Tingting SC, Yang GW, Hui OE, Karim SNA, Li SL, et al. (2019) The Prevalence of Frailty and Its Association with Adverse Drug Reactions in Hospitalized Older Adults. J Geriatr Med Gerontol 5:076.doi.org/10.23937/2469-5858/1510076

Copyright

© 2019 Jung-Ting L, et al. This is an open-access article distributed under the terms of the Creative Commons Attribution License, which permits unrestricted use, distribution, and reproduction in any medium, provided the original author and source are credited.
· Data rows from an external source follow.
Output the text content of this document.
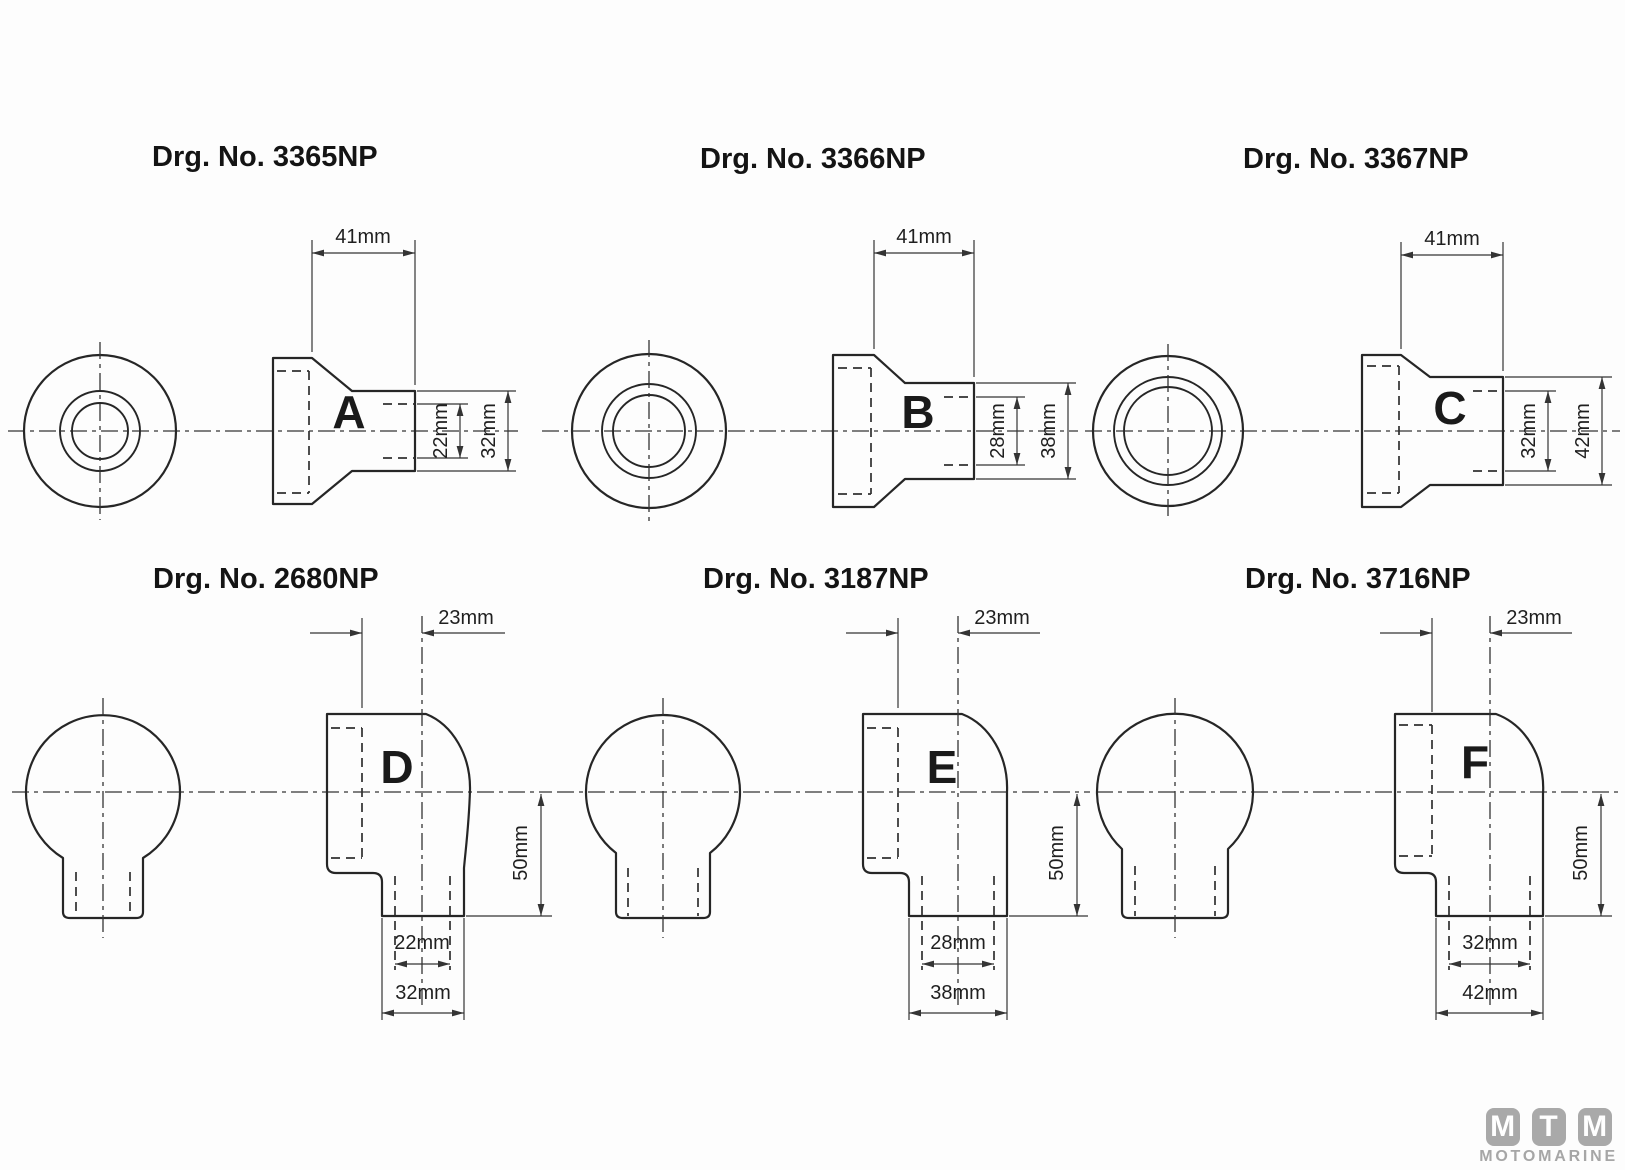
Drg. No. 3365NP
41mm
22mm 32mm
A
Drg. No. 3366NP
41mm
28mm 38mm
B
Drg. No. 3367NP
41mm
32mm 42mm
C
Drg. No. 2680NP
23mm
50mm
22mm
32mm
D
Drg. No. 3187NP
23mm
50mm
28mm
38mm
E
Drg. No. 3716NP
23mm
50mm
32mm
42mm
F
M T M
MOTOMARINE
RESEARCH ARTICLE | OPEN ACCESS DOI: 10.23937/2469-5858/1510076

The Prevalence of Frailty and Its Association with Adverse Drug Reactions in Hospitalized Older Adults

Selina Cheong Tingting1*, Goh Wen Yang2, Ong Eng Hui2, Siti Nurhana Abdul Karim1, See Lin Li1 and Edward Chong Kah Chun2

1Senior Pharmacist, Department of Pharmacy, Tan Tock Seng Hospital, Singapore

2Associate Consultant Geriatrician, Department of Geriatric Medicine, Tan Tock Seng Hospital, Singapore

Abstract

Background

The complex interplay between altered pharmacokinetics and pharmacodynamics, greater multimorbidity and polypharmacy, are associated with increased risk of adverse drug reactions (ADR) in older adults. There remains a paucity of data on the association between frailty and ADRs. We aimed to determine the association between frailty and the prevalence, presentation and severity of ADRs among hospitalized older adults.

Methods

This was a retrospective, cross-sectional study in an acute care hospital in Singapore. The first 150 older adults admitted from emergency department or outpatient clinic under Geriatric Medicine service in September 2016 were included. We used Clinical Frailty Scale (CFS) to determine frailty status. Probability and severity of ADRs were determined using Naranjo and Hartwig Scale respectively.

Results

The prevalence of frailty was 83.3%; mean age and CFS were 89.7 ± 4.0 years, and 6 ± 1.3 respectively. Majority (70%) experienced at least 1 side effect; more than 40% of these ADRs were of mild to moderate in severity. Constipation was the most common ADR (41.3%) and was associated with calcium supplement. ACE-inhibitors, diuretics and anti-platelets were also frequently associated with ADRs in older adults. Frail older adults significantly experienced lesser cardiovascular ADRs but more central nervous system ADRs compared to the non-frail group (P < 0.05).

Conclusions

There is a high prevalence of frailty and ADRs in hospitalized older adults, with ADRs mostly mild to moderate in severity. More robust studies to prospectively explore the relationship between frailty and ADRs are required.